A notícia chegou no fim de agosto e o alívio foi geral: o split payment, o mecanismo que separa o imposto no momento do pagamento, só vai ser obrigatório entre empresas em 2028. Um ano a mais. Todo mundo respirou.

Eu não respirei. Porque quem comemora um adiamento desse costuma ser exatamente quem mais precisava que ele não acontecesse.

Vou te explicar o que foi adiado, o que não foi, e por que a reação mais comum a essa notícia é também a mais cara.

O QUE A RECEITA FEDERAL DISSE, E O QUE ELA NÃO DISSE

Quem falou foi Juliano Neves, subsecretário de Gestão Corporativa da Receita Federal.
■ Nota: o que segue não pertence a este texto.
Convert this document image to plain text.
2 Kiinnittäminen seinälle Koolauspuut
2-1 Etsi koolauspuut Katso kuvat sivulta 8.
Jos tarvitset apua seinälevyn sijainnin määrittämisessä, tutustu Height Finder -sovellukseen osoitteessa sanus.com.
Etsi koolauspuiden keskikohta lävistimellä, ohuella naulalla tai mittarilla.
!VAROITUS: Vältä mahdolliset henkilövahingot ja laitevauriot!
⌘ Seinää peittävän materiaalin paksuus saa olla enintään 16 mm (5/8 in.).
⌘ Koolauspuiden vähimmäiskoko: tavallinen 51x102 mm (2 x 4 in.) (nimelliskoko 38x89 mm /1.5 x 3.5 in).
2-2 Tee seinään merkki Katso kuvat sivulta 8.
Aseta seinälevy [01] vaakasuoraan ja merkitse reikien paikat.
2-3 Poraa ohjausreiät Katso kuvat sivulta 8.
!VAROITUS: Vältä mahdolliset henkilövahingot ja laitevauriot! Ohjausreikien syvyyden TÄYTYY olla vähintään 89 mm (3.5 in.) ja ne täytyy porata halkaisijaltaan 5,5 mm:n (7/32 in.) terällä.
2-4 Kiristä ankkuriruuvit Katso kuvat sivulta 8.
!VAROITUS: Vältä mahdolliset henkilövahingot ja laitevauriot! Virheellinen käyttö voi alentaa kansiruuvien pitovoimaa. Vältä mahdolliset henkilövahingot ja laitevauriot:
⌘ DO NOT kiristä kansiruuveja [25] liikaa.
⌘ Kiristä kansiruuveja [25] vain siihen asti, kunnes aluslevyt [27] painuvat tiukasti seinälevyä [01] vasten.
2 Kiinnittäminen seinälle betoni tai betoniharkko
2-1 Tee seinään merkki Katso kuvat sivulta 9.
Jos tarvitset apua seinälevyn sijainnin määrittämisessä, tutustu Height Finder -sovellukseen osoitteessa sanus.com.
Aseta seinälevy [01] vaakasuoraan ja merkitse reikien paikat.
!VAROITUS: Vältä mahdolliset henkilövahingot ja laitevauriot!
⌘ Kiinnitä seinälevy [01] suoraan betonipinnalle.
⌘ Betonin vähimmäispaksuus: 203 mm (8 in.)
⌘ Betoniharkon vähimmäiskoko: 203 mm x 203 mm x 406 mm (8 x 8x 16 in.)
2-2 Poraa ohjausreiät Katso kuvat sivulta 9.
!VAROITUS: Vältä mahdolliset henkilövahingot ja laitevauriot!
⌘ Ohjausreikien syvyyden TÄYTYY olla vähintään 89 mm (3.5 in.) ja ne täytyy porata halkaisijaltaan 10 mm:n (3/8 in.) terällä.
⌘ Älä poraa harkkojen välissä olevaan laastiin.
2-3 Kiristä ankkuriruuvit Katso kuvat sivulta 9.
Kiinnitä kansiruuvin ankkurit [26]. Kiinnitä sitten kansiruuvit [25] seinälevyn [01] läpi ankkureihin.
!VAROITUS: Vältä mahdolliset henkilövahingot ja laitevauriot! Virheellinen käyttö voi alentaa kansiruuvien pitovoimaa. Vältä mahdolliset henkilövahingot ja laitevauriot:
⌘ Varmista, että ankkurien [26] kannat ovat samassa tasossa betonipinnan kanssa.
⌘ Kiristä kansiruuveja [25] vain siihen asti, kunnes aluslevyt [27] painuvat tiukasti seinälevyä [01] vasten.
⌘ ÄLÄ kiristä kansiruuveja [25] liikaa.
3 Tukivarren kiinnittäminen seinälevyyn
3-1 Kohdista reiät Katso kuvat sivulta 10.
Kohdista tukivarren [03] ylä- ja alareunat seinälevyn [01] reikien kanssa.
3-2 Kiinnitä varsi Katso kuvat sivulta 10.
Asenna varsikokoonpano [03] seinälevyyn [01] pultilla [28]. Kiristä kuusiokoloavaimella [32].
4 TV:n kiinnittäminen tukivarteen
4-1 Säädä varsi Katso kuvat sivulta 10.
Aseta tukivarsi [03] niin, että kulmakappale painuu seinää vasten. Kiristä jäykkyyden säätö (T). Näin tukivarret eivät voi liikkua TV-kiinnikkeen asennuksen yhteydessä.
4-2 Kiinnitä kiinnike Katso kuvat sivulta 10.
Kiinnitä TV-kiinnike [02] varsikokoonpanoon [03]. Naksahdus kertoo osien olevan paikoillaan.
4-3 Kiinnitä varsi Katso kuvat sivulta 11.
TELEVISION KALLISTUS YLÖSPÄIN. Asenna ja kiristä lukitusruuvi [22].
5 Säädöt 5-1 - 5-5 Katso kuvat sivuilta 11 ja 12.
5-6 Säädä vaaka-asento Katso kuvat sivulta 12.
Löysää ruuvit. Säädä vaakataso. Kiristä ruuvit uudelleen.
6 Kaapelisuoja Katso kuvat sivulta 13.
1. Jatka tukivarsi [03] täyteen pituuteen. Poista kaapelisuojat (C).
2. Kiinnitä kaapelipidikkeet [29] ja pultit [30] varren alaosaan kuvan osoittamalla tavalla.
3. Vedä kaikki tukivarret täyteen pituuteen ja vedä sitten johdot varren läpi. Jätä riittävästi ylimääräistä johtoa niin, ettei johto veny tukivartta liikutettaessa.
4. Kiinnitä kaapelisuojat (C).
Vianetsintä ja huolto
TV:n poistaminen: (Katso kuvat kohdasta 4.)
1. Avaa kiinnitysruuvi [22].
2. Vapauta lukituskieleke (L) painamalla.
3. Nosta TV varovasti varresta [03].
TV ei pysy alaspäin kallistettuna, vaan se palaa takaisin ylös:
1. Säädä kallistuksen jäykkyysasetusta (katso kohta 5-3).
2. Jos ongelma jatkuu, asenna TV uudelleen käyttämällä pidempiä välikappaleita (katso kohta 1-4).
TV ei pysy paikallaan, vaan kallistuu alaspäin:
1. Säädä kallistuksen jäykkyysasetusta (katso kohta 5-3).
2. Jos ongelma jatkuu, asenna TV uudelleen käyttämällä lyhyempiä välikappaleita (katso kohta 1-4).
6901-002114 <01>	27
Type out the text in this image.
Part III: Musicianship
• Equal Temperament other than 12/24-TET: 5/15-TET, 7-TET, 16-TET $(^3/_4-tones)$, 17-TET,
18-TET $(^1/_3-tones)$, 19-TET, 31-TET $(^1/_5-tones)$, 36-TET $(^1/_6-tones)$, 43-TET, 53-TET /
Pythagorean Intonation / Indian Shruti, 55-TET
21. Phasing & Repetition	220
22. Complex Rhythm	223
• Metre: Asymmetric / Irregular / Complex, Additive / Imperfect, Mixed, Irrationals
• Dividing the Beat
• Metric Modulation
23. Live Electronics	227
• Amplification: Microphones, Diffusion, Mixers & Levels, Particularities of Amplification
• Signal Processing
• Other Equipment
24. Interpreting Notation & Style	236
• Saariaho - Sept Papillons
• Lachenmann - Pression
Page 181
A frase dele foi: "ninguém vai ser obrigado enquanto não estiver disponível para todos os meios de pagamento". A adoção começa opcional, por meio de pagamento, provavelmente pelas transferências eletrônicas e depois pelo Pix, com modelos entrando ao longo do ano.
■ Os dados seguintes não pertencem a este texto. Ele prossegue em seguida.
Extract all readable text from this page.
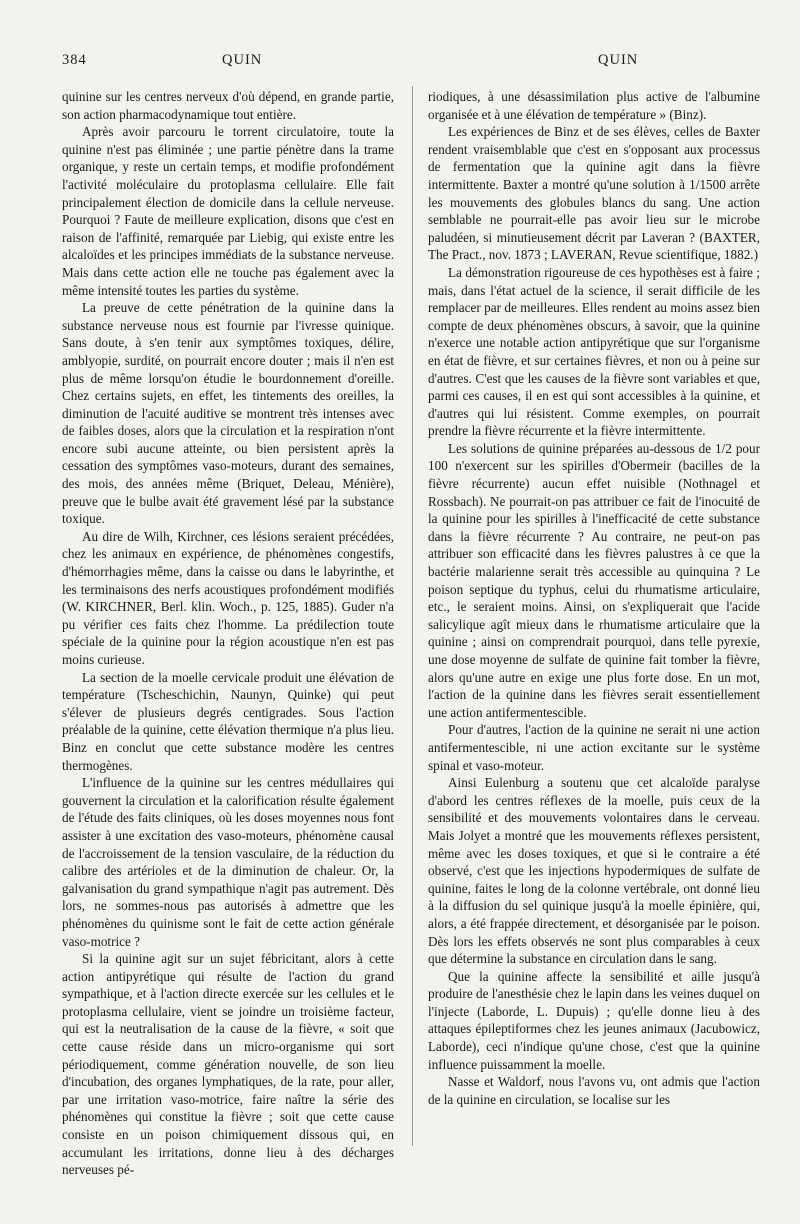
384	QUIN	QUIN

quinine sur les centres nerveux d'où dépend, en grande partie, son action pharmacodynamique tout entière.

Après avoir parcouru le torrent circulatoire, toute la quinine n'est pas éliminée ; une partie pénètre dans la trame organique, y reste un certain temps, et modifie profondément l'activité moléculaire du protoplasma cellulaire. Elle fait principalement élection de domicile dans la cellule nerveuse. Pourquoi ? Faute de meilleure explication, disons que c'est en raison de l'affinité, remarquée par Liebig, qui existe entre les alcaloïdes et les principes immédiats de la substance nerveuse. Mais dans cette action elle ne touche pas également avec la même intensité toutes les parties du système.

La preuve de cette pénétration de la quinine dans la substance nerveuse nous est fournie par l'ivresse quinique. Sans doute, à s'en tenir aux symptômes toxiques, délire, amblyopie, surdité, on pourrait encore douter ; mais il n'en est plus de même lorsqu'on étudie le bourdonnement d'oreille. Chez certains sujets, en effet, les tintements des oreilles, la diminution de l'acuité auditive se montrent très intenses avec de faibles doses, alors que la circulation et la respiration n'ont encore subi aucune atteinte, ou bien persistent après la cessation des symptômes vaso-moteurs, durant des semaines, des mois, des années même (Briquet, Deleau, Ménière), preuve que le bulbe avait été gravement lésé par la substance toxique.

Au dire de Wilh, Kirchner, ces lésions seraient précédées, chez les animaux en expérience, de phénomènes congestifs, d'hémorrhagies même, dans la caisse ou dans le labyrinthe, et les terminaisons des nerfs acoustiques profondément modifiés (W. KIRCHNER, Berl. klin. Woch., p. 125, 1885). Guder n'a pu vérifier ces faits chez l'homme. La prédilection toute spéciale de la quinine pour la région acoustique n'en est pas moins curieuse.

La section de la moelle cervicale produit une élévation de température (Tscheschichin, Naunyn, Quinke) qui peut s'élever de plusieurs degrés centigrades. Sous l'action préalable de la quinine, cette élévation thermique n'a plus lieu. Binz en conclut que cette substance modère les centres thermogènes.

L'influence de la quinine sur les centres médullaires qui gouvernent la circulation et la calorification résulte également de l'étude des faits cliniques, où les doses moyennes nous font assister à une excitation des vaso-moteurs, phénomène causal de l'accroissement de la tension vasculaire, de la réduction du calibre des artérioles et de la diminution de chaleur. Or, la galvanisation du grand sympathique n'agit pas autrement. Dès lors, ne sommes-nous pas autorisés à admettre que les phénomènes du quinisme sont le fait de cette action générale vaso-motrice ?

Si la quinine agit sur un sujet fébricitant, alors à cette action antipyrétique qui résulte de l'action du grand sympathique, et à l'action directe exercée sur les cellules et le protoplasma cellulaire, vient se joindre un troisième facteur, qui est la neutralisation de la cause de la fièvre, « soit que cette cause réside dans un micro-organisme qui sort périodiquement, comme génération nouvelle, de son lieu d'incubation, des organes lymphatiques, de la rate, pour aller, par une irritation vaso-motrice, faire naître la série des phénomènes qui constitue la fièvre ; soit que cette cause consiste en un poison chimiquement dissous qui, en accumulant les irritations, donne lieu à des décharges nerveuses pé-

riodiques, à une désassimilation plus active de l'albumine organisée et à une élévation de température » (Binz).

Les expériences de Binz et de ses élèves, celles de Baxter rendent vraisemblable que c'est en s'opposant aux processus de fermentation que la quinine agit dans la fièvre intermittente. Baxter a montré qu'une solution à 1/1500 arrête les mouvements des globules blancs du sang. Une action semblable ne pourrait-elle pas avoir lieu sur le microbe paludéen, si minutieusement décrit par Laveran ? (BAXTER, The Pract., nov. 1873 ; LAVERAN, Revue scientifique, 1882.)

La démonstration rigoureuse de ces hypothèses est à faire ; mais, dans l'état actuel de la science, il serait difficile de les remplacer par de meilleures. Elles rendent au moins assez bien compte de deux phénomènes obscurs, à savoir, que la quinine n'exerce une notable action antipyrétique que sur l'organisme en état de fièvre, et sur certaines fièvres, et non ou à peine sur d'autres. C'est que les causes de la fièvre sont variables et que, parmi ces causes, il en est qui sont accessibles à la quinine, et d'autres qui lui résistent. Comme exemples, on pourrait prendre la fièvre récurrente et la fièvre intermittente.

Les solutions de quinine préparées au-dessous de 1/2 pour 100 n'exercent sur les spirilles d'Obermeir (bacilles de la fièvre récurrente) aucun effet nuisible (Nothnagel et Rossbach). Ne pourrait-on pas attribuer ce fait de l'inocuité de la quinine pour les spirilles à l'inefficacité de cette substance dans la fièvre récurrente ? Au contraire, ne peut-on pas attribuer son efficacité dans les fièvres palustres à ce que la bactérie malarienne serait très accessible au quinquina ? Le poison septique du typhus, celui du rhumatisme articulaire, etc., le seraient moins. Ainsi, on s'expliquerait que l'acide salicylique agît mieux dans le rhumatisme articulaire que la quinine ; ainsi on comprendrait pourquoi, dans telle pyrexie, une dose moyenne de sulfate de quinine fait tomber la fièvre, alors qu'une autre en exige une plus forte dose. En un mot, l'action de la quinine dans les fièvres serait essentiellement une action antifermentescible.

Pour d'autres, l'action de la quinine ne serait ni une action antifermentescible, ni une action excitante sur le système spinal et vaso-moteur.

Ainsi Eulenburg a soutenu que cet alcaloïde paralyse d'abord les centres réflexes de la moelle, puis ceux de la sensibilité et des mouvements volontaires dans le cerveau. Mais Jolyet a montré que les mouvements réflexes persistent, même avec les doses toxiques, et que si le contraire a été observé, c'est que les injections hypodermiques de sulfate de quinine, faites le long de la colonne vertébrale, ont donné lieu à la diffusion du sel quinique jusqu'à la moelle épinière, qui, alors, a été frappée directement, et désorganisée par le poison. Dès lors les effets observés ne sont plus comparables à ceux que détermine la substance en circulation dans le sang.

Que la quinine affecte la sensibilité et aille jusqu'à produire de l'anesthésie chez le lapin dans les veines duquel on l'injecte (Laborde, L. Dupuis) ; qu'elle donne lieu à des attaques épileptiformes chez les jeunes animaux (Jacubowicz, Laborde), ceci n'indique qu'une chose, c'est que la quinine influence puissamment la moelle.

Nasse et Waldorf, nous l'avons vu, ont admis que l'action de la quinine en circulation, se localise sur les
Agora a parte que quase ninguém publicou: isso é uma declaração, não é um ato oficial. Até hoje não existe norma do Comitê Gestor do IBS nem da Receita Federal fixando essas datas. O cronograma definitivo do split payment continua sem formalização.

E tem um detalhe que diz mais do que a entrevista. Em 8 de setembro de 2026 foi publicado no Diário Oficial o Ato Técnico Conjunto RFB/SUARA/CGIBS nº 4, de 28 de agosto de 2026, aprovando o Manual de Habilitação de Participantes e o Manual de Redes da Plataforma Pública do Split Payment. Ou seja: publicaram o manual de como os bancos se conectam à máquina, e não publicaram a data em que a máquina liga.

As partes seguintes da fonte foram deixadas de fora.